Currently we run 2 control planes as well as 3 etcd nodes per DC as ganeti VMs. We already hit limits in terms of IOPS on the etcd instances and we do scratch on the upper "limit" for memory on ganeti for the control planes (12GB currently).
We should draft a plan to migrate from the 2+3 ganeti instances to 3 hardware nodes (repurposing mw appservers) and co-locate a kubernetes master and etcd sever on each of them.
It should be possible to do this by adding the new control-planes/etcd nodes and remove the ganeti ones after.
In the spreadsheet at T351074: Move servers from the appserver/api cluster to kubernetes I've reserved 3 R440 nodes per DC to be used as apiservers:
- mw2391
- mw2331
- mw2361
- mw1372
- mw1492
- mw1436
These should be renamed during reimage because of their special role in the cluster:
- https://wikitech.wikimedia.org/wiki/Server_Lifecycle#Rename_while_reimaging
- https://gerrit.wikimedia.org/r/c/operations/cookbooks/+/1008818
I wrote a documentation on how to add stacked control-planes and how to remove them as well as etcd nodes at: https://wikitech.wikimedia.org/wiki/Kubernetes/Clusters/Add_or_remove_control-planes
For preparation we should reimage the above appservers to insetup using the same partition layout as we use for kubernetes workers.

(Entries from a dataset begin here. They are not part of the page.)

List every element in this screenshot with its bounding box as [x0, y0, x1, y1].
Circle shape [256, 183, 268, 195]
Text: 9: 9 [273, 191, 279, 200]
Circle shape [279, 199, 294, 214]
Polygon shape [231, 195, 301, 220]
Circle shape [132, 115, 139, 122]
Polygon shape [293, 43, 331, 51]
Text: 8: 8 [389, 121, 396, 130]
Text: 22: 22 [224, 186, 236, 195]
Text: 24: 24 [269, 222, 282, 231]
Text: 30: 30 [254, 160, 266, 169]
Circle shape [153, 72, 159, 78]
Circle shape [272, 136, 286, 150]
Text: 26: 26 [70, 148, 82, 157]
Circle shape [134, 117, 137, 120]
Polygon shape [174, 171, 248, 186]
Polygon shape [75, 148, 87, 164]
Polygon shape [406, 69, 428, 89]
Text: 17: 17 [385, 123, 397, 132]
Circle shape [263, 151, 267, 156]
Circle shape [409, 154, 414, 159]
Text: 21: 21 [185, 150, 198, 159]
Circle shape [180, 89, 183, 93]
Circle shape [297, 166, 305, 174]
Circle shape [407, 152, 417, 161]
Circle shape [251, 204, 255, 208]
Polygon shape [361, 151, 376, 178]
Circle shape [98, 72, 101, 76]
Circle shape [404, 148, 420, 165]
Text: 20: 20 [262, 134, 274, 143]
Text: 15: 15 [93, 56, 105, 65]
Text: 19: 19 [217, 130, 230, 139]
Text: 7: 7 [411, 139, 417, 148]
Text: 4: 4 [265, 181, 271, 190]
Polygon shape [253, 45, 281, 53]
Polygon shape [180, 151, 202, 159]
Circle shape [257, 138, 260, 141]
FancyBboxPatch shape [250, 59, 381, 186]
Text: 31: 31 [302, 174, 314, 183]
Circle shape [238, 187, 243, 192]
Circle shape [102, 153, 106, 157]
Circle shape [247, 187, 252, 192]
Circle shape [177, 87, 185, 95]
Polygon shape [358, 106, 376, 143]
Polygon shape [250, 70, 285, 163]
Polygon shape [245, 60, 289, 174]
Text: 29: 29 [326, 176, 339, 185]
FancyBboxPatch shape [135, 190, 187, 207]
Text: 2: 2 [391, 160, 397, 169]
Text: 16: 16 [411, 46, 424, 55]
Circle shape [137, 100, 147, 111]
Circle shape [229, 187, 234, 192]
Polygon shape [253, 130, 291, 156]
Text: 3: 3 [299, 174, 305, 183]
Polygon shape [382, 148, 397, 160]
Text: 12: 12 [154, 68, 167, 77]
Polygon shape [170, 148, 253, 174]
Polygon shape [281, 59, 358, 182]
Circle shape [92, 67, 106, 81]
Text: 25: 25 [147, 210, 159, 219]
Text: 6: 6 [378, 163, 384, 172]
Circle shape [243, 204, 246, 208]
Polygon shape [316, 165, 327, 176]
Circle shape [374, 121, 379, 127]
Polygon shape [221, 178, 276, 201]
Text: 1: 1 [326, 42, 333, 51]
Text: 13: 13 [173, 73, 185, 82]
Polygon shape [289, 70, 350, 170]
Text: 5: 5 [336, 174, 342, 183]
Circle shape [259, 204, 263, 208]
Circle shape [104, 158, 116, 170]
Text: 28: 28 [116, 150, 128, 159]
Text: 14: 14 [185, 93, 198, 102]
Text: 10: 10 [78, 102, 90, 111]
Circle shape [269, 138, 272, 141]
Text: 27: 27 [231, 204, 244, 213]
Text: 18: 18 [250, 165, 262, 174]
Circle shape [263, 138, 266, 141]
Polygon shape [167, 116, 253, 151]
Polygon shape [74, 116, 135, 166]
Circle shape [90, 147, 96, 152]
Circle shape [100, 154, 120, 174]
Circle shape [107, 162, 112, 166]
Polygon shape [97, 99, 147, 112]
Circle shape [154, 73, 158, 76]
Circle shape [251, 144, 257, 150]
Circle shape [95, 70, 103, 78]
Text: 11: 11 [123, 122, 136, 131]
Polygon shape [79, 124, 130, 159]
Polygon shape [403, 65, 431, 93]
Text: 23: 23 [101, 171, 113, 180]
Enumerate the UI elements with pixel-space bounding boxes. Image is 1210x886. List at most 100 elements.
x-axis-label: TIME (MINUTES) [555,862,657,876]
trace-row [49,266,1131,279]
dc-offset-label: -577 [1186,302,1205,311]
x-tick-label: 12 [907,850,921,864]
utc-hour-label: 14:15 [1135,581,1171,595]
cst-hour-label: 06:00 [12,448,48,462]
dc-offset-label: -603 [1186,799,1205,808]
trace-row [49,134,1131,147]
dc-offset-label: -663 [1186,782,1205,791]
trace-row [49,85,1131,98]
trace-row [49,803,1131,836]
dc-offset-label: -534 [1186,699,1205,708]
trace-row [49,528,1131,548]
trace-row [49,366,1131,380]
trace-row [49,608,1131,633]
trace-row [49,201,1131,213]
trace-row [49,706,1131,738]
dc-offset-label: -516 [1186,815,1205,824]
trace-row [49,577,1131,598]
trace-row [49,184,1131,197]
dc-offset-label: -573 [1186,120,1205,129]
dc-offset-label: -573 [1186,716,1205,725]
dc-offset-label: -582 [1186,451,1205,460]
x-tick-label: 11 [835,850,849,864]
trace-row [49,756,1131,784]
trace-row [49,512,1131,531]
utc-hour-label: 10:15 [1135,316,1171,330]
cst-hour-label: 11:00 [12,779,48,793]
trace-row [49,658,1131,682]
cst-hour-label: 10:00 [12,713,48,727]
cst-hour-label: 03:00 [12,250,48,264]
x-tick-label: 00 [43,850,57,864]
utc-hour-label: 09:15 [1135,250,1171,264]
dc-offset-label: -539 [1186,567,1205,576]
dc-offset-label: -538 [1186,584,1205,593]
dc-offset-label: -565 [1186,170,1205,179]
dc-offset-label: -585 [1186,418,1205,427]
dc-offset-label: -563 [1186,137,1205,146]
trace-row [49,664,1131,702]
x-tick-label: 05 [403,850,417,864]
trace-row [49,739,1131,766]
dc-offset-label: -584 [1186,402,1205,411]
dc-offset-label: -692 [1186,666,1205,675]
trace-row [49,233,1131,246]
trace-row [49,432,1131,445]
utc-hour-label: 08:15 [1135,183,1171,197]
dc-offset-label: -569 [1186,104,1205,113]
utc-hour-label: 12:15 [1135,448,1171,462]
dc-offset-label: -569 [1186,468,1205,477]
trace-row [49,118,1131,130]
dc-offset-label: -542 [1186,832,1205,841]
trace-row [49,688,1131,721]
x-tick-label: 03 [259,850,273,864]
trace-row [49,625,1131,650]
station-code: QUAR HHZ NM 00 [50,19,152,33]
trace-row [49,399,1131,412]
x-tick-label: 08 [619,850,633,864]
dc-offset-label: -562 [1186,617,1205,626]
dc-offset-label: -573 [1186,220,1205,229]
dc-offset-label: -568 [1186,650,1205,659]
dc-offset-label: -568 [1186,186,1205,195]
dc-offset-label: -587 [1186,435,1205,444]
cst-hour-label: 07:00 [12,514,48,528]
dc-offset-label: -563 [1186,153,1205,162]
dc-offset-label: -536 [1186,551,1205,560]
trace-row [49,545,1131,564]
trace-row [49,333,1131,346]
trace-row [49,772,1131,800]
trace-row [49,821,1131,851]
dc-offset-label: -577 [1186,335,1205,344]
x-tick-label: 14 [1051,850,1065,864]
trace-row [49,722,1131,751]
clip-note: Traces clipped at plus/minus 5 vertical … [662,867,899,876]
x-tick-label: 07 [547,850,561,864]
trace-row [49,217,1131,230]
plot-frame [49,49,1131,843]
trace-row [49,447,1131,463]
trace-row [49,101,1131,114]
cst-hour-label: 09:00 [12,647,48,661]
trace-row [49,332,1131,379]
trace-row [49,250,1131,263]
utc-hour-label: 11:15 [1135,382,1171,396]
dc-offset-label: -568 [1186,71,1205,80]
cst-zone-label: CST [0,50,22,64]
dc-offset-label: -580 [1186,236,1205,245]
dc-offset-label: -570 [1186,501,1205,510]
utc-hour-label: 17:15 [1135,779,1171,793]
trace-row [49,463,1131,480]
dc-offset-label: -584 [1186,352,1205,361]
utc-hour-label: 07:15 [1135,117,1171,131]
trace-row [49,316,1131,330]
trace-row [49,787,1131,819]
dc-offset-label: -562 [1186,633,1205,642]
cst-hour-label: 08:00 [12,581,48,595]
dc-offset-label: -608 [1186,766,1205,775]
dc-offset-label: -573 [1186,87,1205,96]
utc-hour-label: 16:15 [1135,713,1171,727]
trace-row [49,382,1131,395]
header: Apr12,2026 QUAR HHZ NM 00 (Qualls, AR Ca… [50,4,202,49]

What I totally failed to think about while doing staging is the opportunity to align wikikube control-plane names with the other clusters which use names like ml-serve-ctrlXXXX/aux-k8s-ctrlXXXX. So maybe we could rename to wikikube-ctrlXXX (I really don't like the k8s that dse and aux threw in the mix) to come one step closer to T336861: Fix naming confusion around main/wikikube kubernetes clusters.